Looking at what the process is doing, I see the following thread stacks:

This one is stuck on a socket read call (with a 60s timeout):

"Receiver-1" #19 prio=5 os_prio=0 tid=0x00007fdfb4001000 nid=0x657a runnable [0x00007fe008839000]
   java.lang.Thread.State: RUNNABLE
    at java.net.SocketInputStream.socketRead0(Native Method)
    at java.net.SocketInputStream.socketRead(SocketInputStream.java:116)
    at java.net.SocketInputStream.read(SocketInputStream.java:171)
    at java.net.SocketInputStream.read(SocketInputStream.java:141)
    at java.io.BufferedInputStream.read1(BufferedInputStream.java:284)
    at java.io.BufferedInputStream.read(BufferedInputStream.java:345)
    - locked <0x00000000ec54ad30> (a java.io.BufferedInputStream)
    at org.smpp.TCPIPConnection.receive(TCPIPConnection.java:408)
    at org.smpp.ReceiverBase.receivePDUFromConnection(ReceiverBase.java:197)
    at org.smpp.Receiver.receiveAsync(Receiver.java:358)
    at org.smpp.ReceiverBase.process(ReceiverBase.java:96)
    at org.smpp.util.ProcessingThread.run(ProcessingThread.java:199)
    at java.lang.Thread.run(Thread.java:748)
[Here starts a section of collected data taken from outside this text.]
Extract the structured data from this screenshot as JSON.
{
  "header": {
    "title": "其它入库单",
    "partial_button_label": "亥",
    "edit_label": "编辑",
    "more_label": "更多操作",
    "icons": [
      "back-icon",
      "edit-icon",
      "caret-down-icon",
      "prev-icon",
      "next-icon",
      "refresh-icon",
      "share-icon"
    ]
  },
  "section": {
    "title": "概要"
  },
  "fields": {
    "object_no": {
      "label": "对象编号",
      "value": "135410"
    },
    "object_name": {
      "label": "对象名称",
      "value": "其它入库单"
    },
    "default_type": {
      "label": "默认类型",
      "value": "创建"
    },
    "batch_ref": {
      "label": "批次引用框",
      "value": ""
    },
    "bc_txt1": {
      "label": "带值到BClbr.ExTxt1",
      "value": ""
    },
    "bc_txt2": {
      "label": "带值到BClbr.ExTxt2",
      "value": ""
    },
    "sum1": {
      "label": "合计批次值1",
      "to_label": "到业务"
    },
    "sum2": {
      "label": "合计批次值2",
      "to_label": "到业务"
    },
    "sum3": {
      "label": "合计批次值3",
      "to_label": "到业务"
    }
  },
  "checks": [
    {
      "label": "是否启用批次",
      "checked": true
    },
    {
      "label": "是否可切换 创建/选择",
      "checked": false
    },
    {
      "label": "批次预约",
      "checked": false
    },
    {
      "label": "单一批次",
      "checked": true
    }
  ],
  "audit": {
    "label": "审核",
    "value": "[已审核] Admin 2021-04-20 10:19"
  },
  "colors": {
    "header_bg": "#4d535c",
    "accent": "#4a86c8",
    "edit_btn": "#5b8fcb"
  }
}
and the thread executing the unbind is wait for the socket read above to terminate:

"main" #1 prio=5 os_prio=0 tid=0x00007fe03400a800 nid=0x6556 waiting on condition [0x00007fe03d08b000]
   java.lang.Thread.State: TIMED_WAITING (sleeping)
    at java.lang.Thread.sleep(Native Method)
    at org.smpp.util.ProcessingThread.stop(ProcessingThread.java:167)
    at org.smpp.Receiver.stop(Receiver.java:219)
    at org.smpp.Session.unbind(Session.java:506)

Hence, the timeout of 60s (which as far as I can tell cannot be programmatically changed) holds the unbind causing an unnecessary delay.
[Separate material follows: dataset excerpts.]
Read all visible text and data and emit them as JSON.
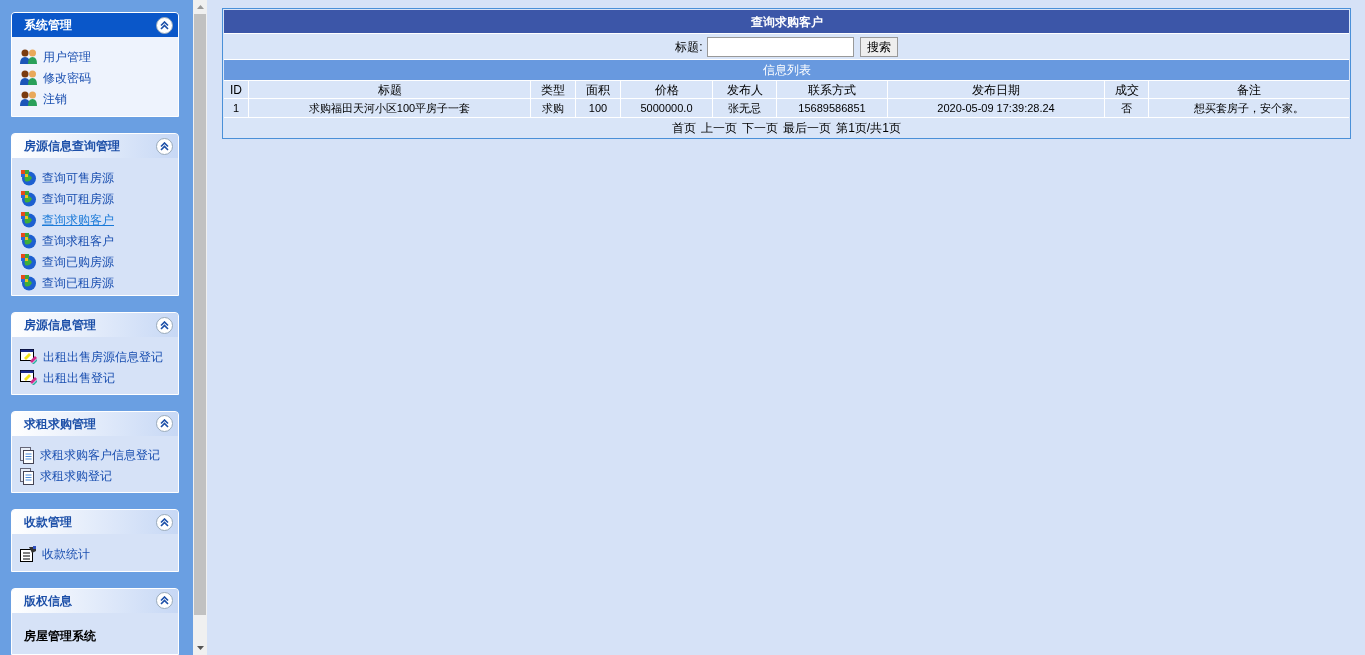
{
  "sidebar": {
    "sections": [
      {
        "title": "系统管理",
        "selected": true,
        "kind": "links",
        "items": [
          {
            "label": "用户管理",
            "kind": "users",
            "selected": false
          },
          {
            "label": "修改密码",
            "kind": "users",
            "selected": false
          },
          {
            "label": "注销",
            "kind": "users",
            "selected": false
          }
        ]
      },
      {
        "title": "房源信息查询管理",
        "selected": false,
        "kind": "links",
        "items": [
          {
            "label": "查询可售房源",
            "kind": "globe",
            "selected": false
          },
          {
            "label": "查询可租房源",
            "kind": "globe",
            "selected": false
          },
          {
            "label": "查询求购客户",
            "kind": "globe",
            "selected": true
          },
          {
            "label": "查询求租客户",
            "kind": "globe",
            "selected": false
          },
          {
            "label": "查询已购房源",
            "kind": "globe",
            "selected": false
          },
          {
            "label": "查询已租房源",
            "kind": "globe",
            "selected": false
          }
        ]
      },
      {
        "title": "房源信息管理",
        "selected": false,
        "kind": "links",
        "items": [
          {
            "label": "出租出售房源信息登记",
            "kind": "edit",
            "selected": false
          },
          {
            "label": "出租出售登记",
            "kind": "edit",
            "selected": false
          }
        ]
      },
      {
        "title": "求租求购管理",
        "selected": false,
        "kind": "links",
        "items": [
          {
            "label": "求租求购客户信息登记",
            "kind": "doc",
            "selected": false
          },
          {
            "label": "求租求购登记",
            "kind": "doc",
            "selected": false
          }
        ]
      },
      {
        "title": "收款管理",
        "selected": false,
        "kind": "links",
        "items": [
          {
            "label": "收款统计",
            "kind": "stats",
            "selected": false
          }
        ]
      },
      {
        "title": "版权信息",
        "selected": false,
        "kind": "text",
        "text": "房屋管理系统"
      }
    ]
  },
  "main": {
    "title": "查询求购客户",
    "search": {
      "label": "标题:",
      "button": "搜索"
    },
    "list_title": "信息列表",
    "table": {
      "columns": [
        "ID",
        "标题",
        "类型",
        "面积",
        "价格",
        "发布人",
        "联系方式",
        "发布日期",
        "成交",
        "备注"
      ],
      "rows": [
        [
          "1",
          "求购福田天河小区100平房子一套",
          "求购",
          "100",
          "5000000.0",
          "张无忌",
          "15689586851",
          "2020-05-09 17:39:28.24",
          "否",
          "想买套房子，安个家。"
        ]
      ]
    },
    "pagination": [
      "首页",
      "上一页",
      "下一页",
      "最后一页",
      "第1页/共1页"
    ]
  }
}
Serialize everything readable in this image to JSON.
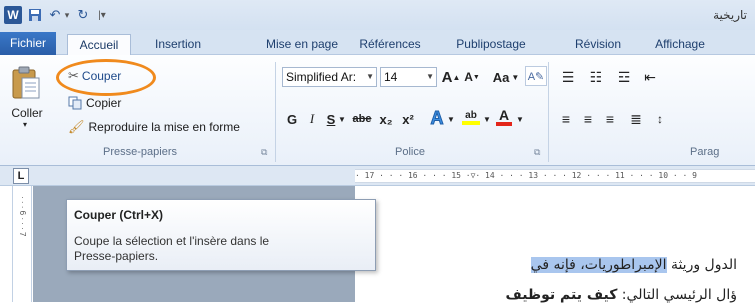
{
  "quick_access": {
    "word_icon": "word-logo-icon",
    "save_icon": "save-icon",
    "undo_icon": "undo-icon",
    "undo_dropdown": "▾",
    "redo_icon": "redo-icon",
    "customize": "|▾"
  },
  "title": "تاريخية",
  "tabs": [
    "Fichier",
    "Accueil",
    "Insertion",
    "Mise en page",
    "Références",
    "Publipostage",
    "Révision",
    "Affichage"
  ],
  "clipboard": {
    "paste_label": "Coller",
    "cut_label": "Couper",
    "copy_label": "Copier",
    "format_painter_label": "Reproduire la mise en forme",
    "group_label": "Presse-papiers"
  },
  "font": {
    "font_name": "Simplified Ar:",
    "font_size": "14",
    "grow_label": "A",
    "shrink_label": "A",
    "case_label": "Aa",
    "bold": "G",
    "italic": "I",
    "underline": "S",
    "strikethrough": "abe",
    "subscript": "x₂",
    "superscript": "x²",
    "text_effects": "A",
    "highlight": "ab",
    "font_color": "A",
    "group_label": "Police"
  },
  "paragraph": {
    "group_label": "Parag"
  },
  "ruler": {
    "tab_selector": "L",
    "marks": "· 17 · · · 16 · · · 15 ·▽· 14 · · · 13 · · · 12 · · · 11 · · · 10 · · 9"
  },
  "vruler": {
    "marks": "· · · 6 · · · 7"
  },
  "tooltip": {
    "title": "Couper (Ctrl+X)",
    "description": "Coupe la sélection et l'insère dans le Presse-papiers."
  },
  "document": {
    "line1_plain": "الدول وريثة ",
    "line1_highlight": "الإمبراطوريات، فإنه في",
    "line2_plain": "ؤال الرئيسي التالي: ",
    "line2_bold": "كيف يتم توظيف"
  },
  "colors": {
    "highlight": "#a9c6ee",
    "accent_circle": "#f08a1d",
    "file_tab": "#2a5ea8"
  }
}
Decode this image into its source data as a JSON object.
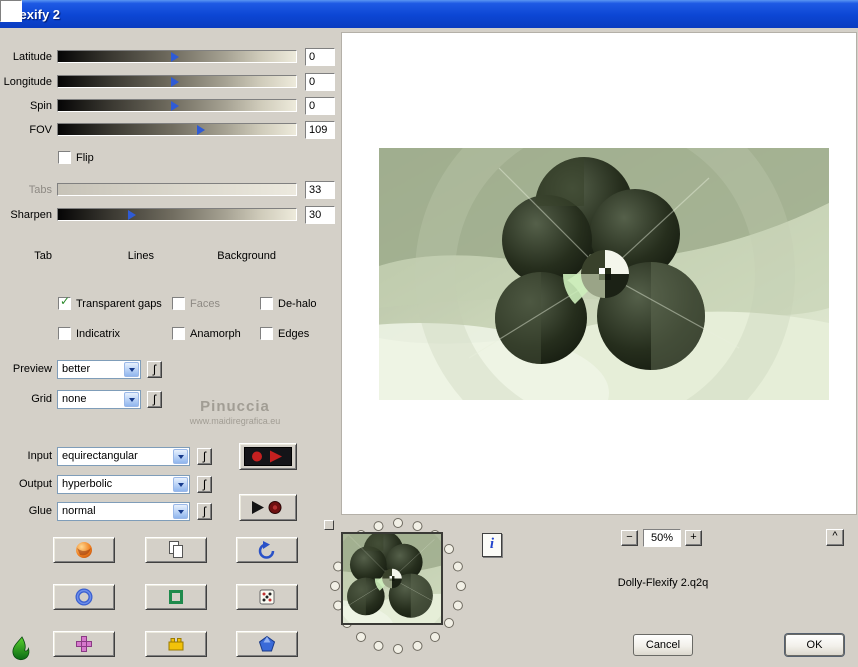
{
  "window": {
    "title": "Flexify 2"
  },
  "left": {
    "sliders": [
      {
        "label": "Latitude",
        "value": "0",
        "thumb": "left:49%"
      },
      {
        "label": "Longitude",
        "value": "0",
        "thumb": "left:49%"
      },
      {
        "label": "Spin",
        "value": "0",
        "thumb": "left:49%"
      },
      {
        "label": "FOV",
        "value": "109",
        "thumb": "left:60%"
      },
      {
        "label": "Tabs",
        "value": "33",
        "thumb": ""
      },
      {
        "label": "Sharpen",
        "value": "30",
        "thumb": "left:31%"
      }
    ],
    "flip_label": "Flip",
    "swatches": [
      {
        "label": "Tab",
        "css": "background:#e9bcdf"
      },
      {
        "label": "Lines",
        "css": "background:#000000"
      },
      {
        "label": "Background",
        "css": "background:#ffffff"
      }
    ],
    "checks": [
      {
        "label": "Transparent gaps",
        "mark": "✓"
      },
      {
        "label": "Faces",
        "mark": ""
      },
      {
        "label": "De-halo",
        "mark": ""
      },
      {
        "label": "Indicatrix",
        "mark": ""
      },
      {
        "label": "Anamorph",
        "mark": ""
      },
      {
        "label": "Edges",
        "mark": ""
      }
    ],
    "selects": [
      {
        "label": "Preview",
        "value": "better"
      },
      {
        "label": "Grid",
        "value": "none"
      },
      {
        "label": "Input",
        "value": "equirectangular"
      },
      {
        "label": "Output",
        "value": "hyperbolic"
      },
      {
        "label": "Glue",
        "value": "normal"
      }
    ],
    "random_glyph": "ʃ"
  },
  "watermark": {
    "name": "Pinuccia",
    "url": "www.maidiregrafica.eu"
  },
  "footer": {
    "info_label": "i",
    "zoom_out": "−",
    "zoom_value": "50%",
    "zoom_in": "+",
    "collapse": "^",
    "filename": "Dolly-Flexify 2.q2q",
    "cancel_label": "Cancel",
    "ok_label": "OK"
  },
  "accent_colors": {
    "title_blue": "#0c46d4",
    "check_green": "#2c8a2c",
    "thumb_blue": "#2f5bd6"
  }
}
Interestingly, I see a similar behavior on the server side, but the invocation of a stop in the listener is held up by a socket accept call.
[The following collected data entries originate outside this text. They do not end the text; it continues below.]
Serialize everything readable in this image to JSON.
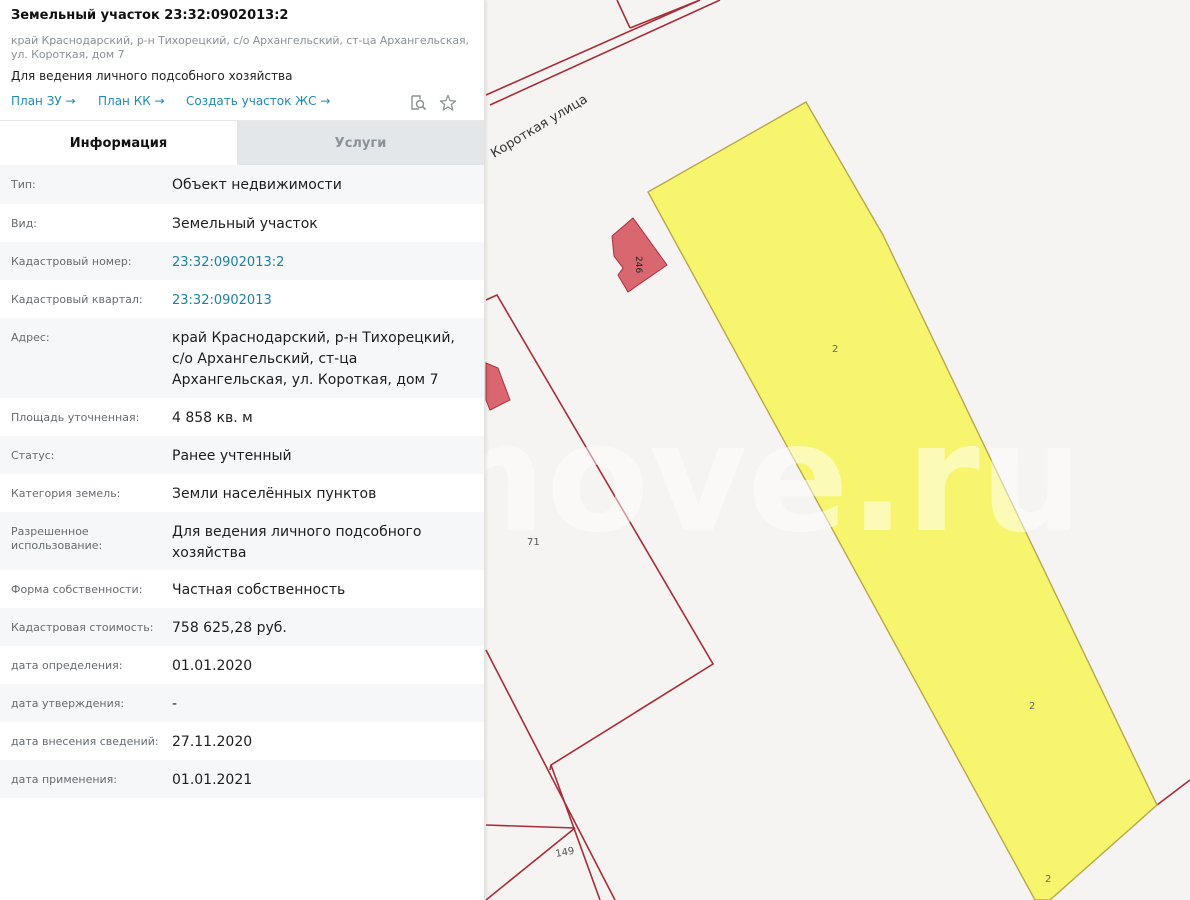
{
  "header": {
    "title": "Земельный участок 23:32:0902013:2",
    "address": "край Краснодарский, р-н Тихорецкий, с/о Архангельский, ст-ца Архангельская,\nул. Короткая, дом 7",
    "purpose": "Для ведения личного подсобного хозяйства",
    "links": [
      "План ЗУ →",
      "План КК →",
      "Создать участок ЖС →"
    ],
    "icons": [
      "search-document-icon",
      "star-icon"
    ]
  },
  "tabs": [
    {
      "label": "Информация",
      "active": true
    },
    {
      "label": "Услуги",
      "active": false
    }
  ],
  "info": [
    {
      "key": "Тип:",
      "value": "Объект недвижимости"
    },
    {
      "key": "Вид:",
      "value": "Земельный участок"
    },
    {
      "key": "Кадастровый номер:",
      "value": "23:32:0902013:2",
      "link": true
    },
    {
      "key": "Кадастровый квартал:",
      "value": "23:32:0902013",
      "link": true
    },
    {
      "key": "Адрес:",
      "value": "край Краснодарский, р-н Тихорецкий, с/о Архангельский, ст-ца Архангельская, ул. Короткая, дом 7"
    },
    {
      "key": "Площадь уточненная:",
      "value": "4 858 кв. м"
    },
    {
      "key": "Статус:",
      "value": "Ранее учтенный"
    },
    {
      "key": "Категория земель:",
      "value": "Земли населённых пунктов"
    },
    {
      "key": "Разрешенное использование:",
      "value": "Для ведения личного подсобного хозяйства"
    },
    {
      "key": "Форма собственности:",
      "value": "Частная собственность"
    },
    {
      "key": "Кадастровая стоимость:",
      "value": "758 625,28 руб."
    },
    {
      "key": "дата определения:",
      "value": "01.01.2020"
    },
    {
      "key": "дата утверждения:",
      "value": "-"
    },
    {
      "key": "дата внесения сведений:",
      "value": "27.11.2020"
    },
    {
      "key": "дата применения:",
      "value": "01.01.2021"
    }
  ],
  "map": {
    "street_label": "Короткая улица",
    "parcel_labels": [
      "2",
      "2",
      "2",
      "71",
      "149",
      "246"
    ],
    "watermark": "move.ru",
    "colors": {
      "background": "#f5f4f2",
      "parcel_fill": "#f7f56e",
      "parcel_stroke": "#b8a84a",
      "boundary": "#b0303c",
      "building": "#d9676f"
    }
  }
}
paoloc0 commented 6 years ago

Hmm, I tested it a few times with org.smpp.test.SMPPTest, and found that it intermittently (but more often that not) locks up for around 60s on unbind. Ok, will look further when I get a chance.

paoloc0 commented 6 years ago

I've added some tests in ClientSessionUnbindIT that demonstrate the effect of various settings on slow shutdown of both client and server sessions. There are various code paths and possibilities (synchronous, asynchronous), but for the most common usage, I believe that it comes down to:

There are more elaborate solutions (changing the socket read loops to not block in the current way; replacing the socket implementation with one that can be interrupted closing the underlying sockets as you proposed; re-architecting things more dramatically), but I don't think we're going to go that way in a mature library, given the limited benefits.

paoloc0 commented 6 years ago

I decided to decrease the defaults for COMMS_TIMEOUT and QUEUE_TIMEOUT. Hopefully this resolves the issue.

thehcma commented 6 years ago

Thanks @paoloc0 - I still like my solution better (I hacked it using reflection) :), but I guess this will do. Do you intend to bump the version?

paoloc0 commented 6 years ago

Fair enough :)

I've released v3.0.2.